先代の影響力が残ると、次世代の経営幹部が育たない
政治や企業の世界では、先代実力者の引退とは名ばかりで、後継者に権限委譲がなされず先代が影響力を維持してしまうことがよくあります。このような先代の影響力の長期化は、後継者の成長に悪い影響を与えてしまいます。
企業内部では、後継者単独で重要な意思決定ができず、常に先代経営者の顔色を窺わなければ物事を進めていくことができなくなるかもしれません。社外でも、取引先や顧客等から実質的な権限は先代経営者にあると認識されてしまい、後継者単独では相手にされないこともあります。
また、先代経営者の関与の強さは、後継者の独創的な思考や行動を制御してしまう可能性があります。それだけではありません。後継者を支える次世代の経営幹部が育たない問題も生じてしまいます。先代世代が実権を保有している間は、次世代の経営幹部が経営の重要局面に参画できないことがよく起こります。結果として、後継者の右腕となる経営幹部が育たないことに繋がってしまうのです。
先代経営者に求められる役割は大きく三つ
他方、承継後の先代経営者の関与は、消極的な意味があるだけではありません。先代経営者の関わり方次第では、円滑な事業承継の実現にあたり積極的な意味が出てくるのです。以下、三つの役割について確認しておきましょう。
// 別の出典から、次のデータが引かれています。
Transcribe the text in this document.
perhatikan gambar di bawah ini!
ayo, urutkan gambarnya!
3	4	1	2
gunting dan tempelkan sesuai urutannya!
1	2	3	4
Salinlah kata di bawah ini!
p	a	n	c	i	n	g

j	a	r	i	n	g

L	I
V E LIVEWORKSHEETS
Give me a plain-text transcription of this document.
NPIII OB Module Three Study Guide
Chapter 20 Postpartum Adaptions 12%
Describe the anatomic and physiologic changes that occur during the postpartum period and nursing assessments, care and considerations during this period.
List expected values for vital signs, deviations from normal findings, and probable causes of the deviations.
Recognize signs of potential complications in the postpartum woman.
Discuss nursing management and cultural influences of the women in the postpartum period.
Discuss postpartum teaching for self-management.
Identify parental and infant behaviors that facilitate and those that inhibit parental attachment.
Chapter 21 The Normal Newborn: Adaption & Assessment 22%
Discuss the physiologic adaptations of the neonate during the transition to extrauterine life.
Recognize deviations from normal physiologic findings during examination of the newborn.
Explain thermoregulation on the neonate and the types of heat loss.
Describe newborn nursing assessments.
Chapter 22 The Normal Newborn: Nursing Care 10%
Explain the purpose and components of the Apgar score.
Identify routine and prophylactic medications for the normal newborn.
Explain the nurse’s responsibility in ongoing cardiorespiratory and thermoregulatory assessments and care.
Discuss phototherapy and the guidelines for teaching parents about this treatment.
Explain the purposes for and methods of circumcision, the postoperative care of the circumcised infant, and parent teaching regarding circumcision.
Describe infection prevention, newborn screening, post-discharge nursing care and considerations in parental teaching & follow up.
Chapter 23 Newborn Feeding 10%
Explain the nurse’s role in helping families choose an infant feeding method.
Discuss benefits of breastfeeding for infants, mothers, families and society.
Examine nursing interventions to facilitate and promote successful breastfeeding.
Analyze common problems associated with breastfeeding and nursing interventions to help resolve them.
第一が、良き経験の伝承者としての役割です。先代経営者は、時代が異なるものの厳しい環境を生き抜いてきた先達です。次世代経営者は、承継プロセスを通じて、先達の叡智から学び、自らの経験不足を補っていくことが重要となります。
第二が、異質な価値観をぶつけ合う相手としての役割です。この役割は、本連載の第1回目の内容とも繋がります。先代世代の経験は、時代背景が異なるために決して現代でも万能なものではありません。また、後継者の発想は新しい反面、組織から受入れられない可能性もあります。次世代の新たな価値観と先代経営者の経験との相互作用がなされる場が形成されることで、企業変革の発露を組織にもたらしてくれる可能性があるのです。
第三が、経営の牽制者としての役割です。後継者が無茶な意思決定を行おうとした際に、先代経営者によって適正な経営を行うよう規律づけがなされることです。これは、承継後に後継者の経営上の暴走を防いでくれる可能性があります。
「先代のエネルギーの振り向け先」を検討することも必要
事業承継において、新旧世代間の経営に対するエネルギーを上手に調整することは重要な課題です。この課題に対して、過去の研究では先代経営者の経験や価値観に応じた事業承継後の関与の方法を示しています。
例えば、先代経営者が、技術的な支援者として会社の経営に関わっていく方法です。製造業では、技術者が創業経営者として会社を立ち上げ大きくしてきたような会社が多くあります。
先代経営者は、今度は経営の中心人物として事業に関わるのではなく、技術専門家として事業にかかわっていく方法です。この方法によって、先代経営者は事業に対して技術専門家としての新たな使命を見出せる可能性も高まります。事業承継後における先代経営者の新たなエネルギーの振り向け先を検討することは、スムーズな事業承継において必要なことなのです。
<参考文献>
『事業承継のジレンマ:後継者の制約と自律のマネジメント』(落合康裕、白桃書房、2016年)
Cadieux, L. (2007). Succession in Small and Medium-Sized Family Businesses: Toward a Typology of Predecessor Roles During and After Instatement of the Successor. Family Business Review, 20(2), 95-109.